Le maçon s’arrête, flair dressé, devant les bois de trois lits d’un autre âge, plus ou moins maladroitement sculptés et s’enquiert avec célérité de leur possible estimation, car lui-même en donne tout de suite 700 francs-pièce vu qu’il connaît un chiffonnier de St Couserans qui les lui rachète aussitôt à un bon prix et qui lui a demandé de regarder s’il ne voyait pas de vieux meubles dans les maisons où il travaillait. Le maçon, l’oreille au guet, tâte le bois de l’escalier (“de l’ormeau ou du cerisier”), s’empare d’un hachoir pour meurtrir les poutres du plafond (“du châtaignier ou du chêne”), ouvre la porte de fer du four à la droite de la cheminée (qu’il déclare très rustique). Monsieur Piquependre réapparu dans l’entretemps, l’observe de derrière sa moustache et ses lunettes style chic. Monsieur Piquependre a apprécié le poulet du Gers qui, en bon gascon, a du panache, le parfum du melon, l’acidité des abricots. Les propos de Monsieur Piquependre, quatre fois vingt ans, oscillent entre agressivité et égrillardise quand il évoque son mariage — son cousin l’avait pourtant mis en garde ! : “Couzi nou te marides pas ; tu benes blanc é tout lagaigno, quand la néu crubis la mountaigno, Amour es fret al pays bas.” (Cousin, ne te marie pas, tu te fais blanc, tes yeux larmoient, quand la neige couvre la montagne, l’amour est froid au pays bas !) et ses beuveries dans les hôtels des jours de Foire. Il fait très chaud : une brume bleutée flotte sur la cime des sapins de la montagne d’en face. Les paupières de Monsieur Piquependre commencent à clignoter et ce n’est que lorsqu’il entonne la “Madelon”* qu’il semble retrouver son allant de Quatorze, avant d’aller sombrer dans une sieste méritée, tant il a apprécié la qualité des mets qui chargeaient la table rustique : le tendre agneau de Péguère qui, à peine, a brouté l’herbe ou les jeunes pousses des saules, et dont les veines regorgent encore de lait, les poires de Boussenac (et de son épicier, ancien du lycée Fébus qui conquit New York avec son fromage), poires dont l’hiver a corrigé l’acidité de goût et qui rivalisent maintenant avec les championnes de Montreuil-sous-Bois, les asperges sauvages de montagne, les fraises des bois, les myrtilles de la Sapinière que les Hippies revendent magnanimement à un prix non coûtant.

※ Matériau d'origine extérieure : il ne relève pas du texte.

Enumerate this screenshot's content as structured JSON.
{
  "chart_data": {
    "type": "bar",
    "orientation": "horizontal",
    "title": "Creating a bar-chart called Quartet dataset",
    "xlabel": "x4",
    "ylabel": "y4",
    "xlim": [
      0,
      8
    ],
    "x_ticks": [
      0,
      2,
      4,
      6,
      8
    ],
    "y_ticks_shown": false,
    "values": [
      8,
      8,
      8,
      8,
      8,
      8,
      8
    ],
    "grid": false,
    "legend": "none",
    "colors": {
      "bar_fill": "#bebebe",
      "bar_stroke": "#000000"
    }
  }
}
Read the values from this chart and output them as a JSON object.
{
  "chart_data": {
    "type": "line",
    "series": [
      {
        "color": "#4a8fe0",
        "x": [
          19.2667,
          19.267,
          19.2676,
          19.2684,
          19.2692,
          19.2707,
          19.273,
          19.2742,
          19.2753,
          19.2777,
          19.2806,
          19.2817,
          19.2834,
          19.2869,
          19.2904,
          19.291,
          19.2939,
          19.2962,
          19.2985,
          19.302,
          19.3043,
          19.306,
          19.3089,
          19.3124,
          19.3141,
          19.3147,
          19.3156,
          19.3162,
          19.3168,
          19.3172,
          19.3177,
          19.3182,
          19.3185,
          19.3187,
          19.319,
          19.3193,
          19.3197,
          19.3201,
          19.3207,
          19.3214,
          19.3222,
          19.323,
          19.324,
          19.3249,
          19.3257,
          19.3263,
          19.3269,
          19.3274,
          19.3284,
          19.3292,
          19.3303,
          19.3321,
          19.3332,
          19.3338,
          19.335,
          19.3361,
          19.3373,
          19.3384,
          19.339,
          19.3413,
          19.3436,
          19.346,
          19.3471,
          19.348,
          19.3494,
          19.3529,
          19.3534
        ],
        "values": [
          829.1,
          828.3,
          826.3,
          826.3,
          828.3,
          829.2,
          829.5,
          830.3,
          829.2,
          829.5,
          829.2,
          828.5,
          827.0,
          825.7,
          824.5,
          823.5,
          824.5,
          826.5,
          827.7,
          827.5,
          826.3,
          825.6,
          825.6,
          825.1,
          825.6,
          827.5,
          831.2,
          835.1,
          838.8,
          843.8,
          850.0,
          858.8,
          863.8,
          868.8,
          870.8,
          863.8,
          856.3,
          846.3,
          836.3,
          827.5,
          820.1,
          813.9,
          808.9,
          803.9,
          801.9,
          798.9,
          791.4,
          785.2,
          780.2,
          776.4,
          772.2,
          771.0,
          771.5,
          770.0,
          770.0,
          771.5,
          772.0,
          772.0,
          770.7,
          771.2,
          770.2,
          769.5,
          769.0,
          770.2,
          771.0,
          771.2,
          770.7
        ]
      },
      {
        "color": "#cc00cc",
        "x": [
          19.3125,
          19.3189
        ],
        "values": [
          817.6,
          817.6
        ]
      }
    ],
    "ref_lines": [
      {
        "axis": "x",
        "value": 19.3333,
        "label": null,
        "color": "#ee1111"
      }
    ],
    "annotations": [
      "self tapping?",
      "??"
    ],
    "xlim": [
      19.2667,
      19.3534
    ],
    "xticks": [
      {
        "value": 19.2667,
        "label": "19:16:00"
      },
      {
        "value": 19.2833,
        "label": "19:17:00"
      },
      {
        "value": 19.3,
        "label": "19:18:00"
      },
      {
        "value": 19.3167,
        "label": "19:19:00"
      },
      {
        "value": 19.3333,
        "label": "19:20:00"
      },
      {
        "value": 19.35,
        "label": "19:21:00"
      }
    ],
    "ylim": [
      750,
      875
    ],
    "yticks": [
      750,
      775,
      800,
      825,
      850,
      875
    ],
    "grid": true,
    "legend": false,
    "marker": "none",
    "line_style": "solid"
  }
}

M. Piquependre ne rêve pas. Il s’éveillera deux heures plus tard, étonné de se voir encore là, sur la rive, après avoir pourtant cru, comme le moine de Montaudon, qu’il ramait plus fort que jamais.
*La Madelon ou Quand Madelon… (vivandière/cantinière), chant de poilus, créé par le chanteur Bach (Charles-Joseph Pasquier) “tourlourou” (comique troupier) , le 19 mars 1914 à l’Eldorado à Paris. Paroles de Louis Bousquet, musique de Camille Robert.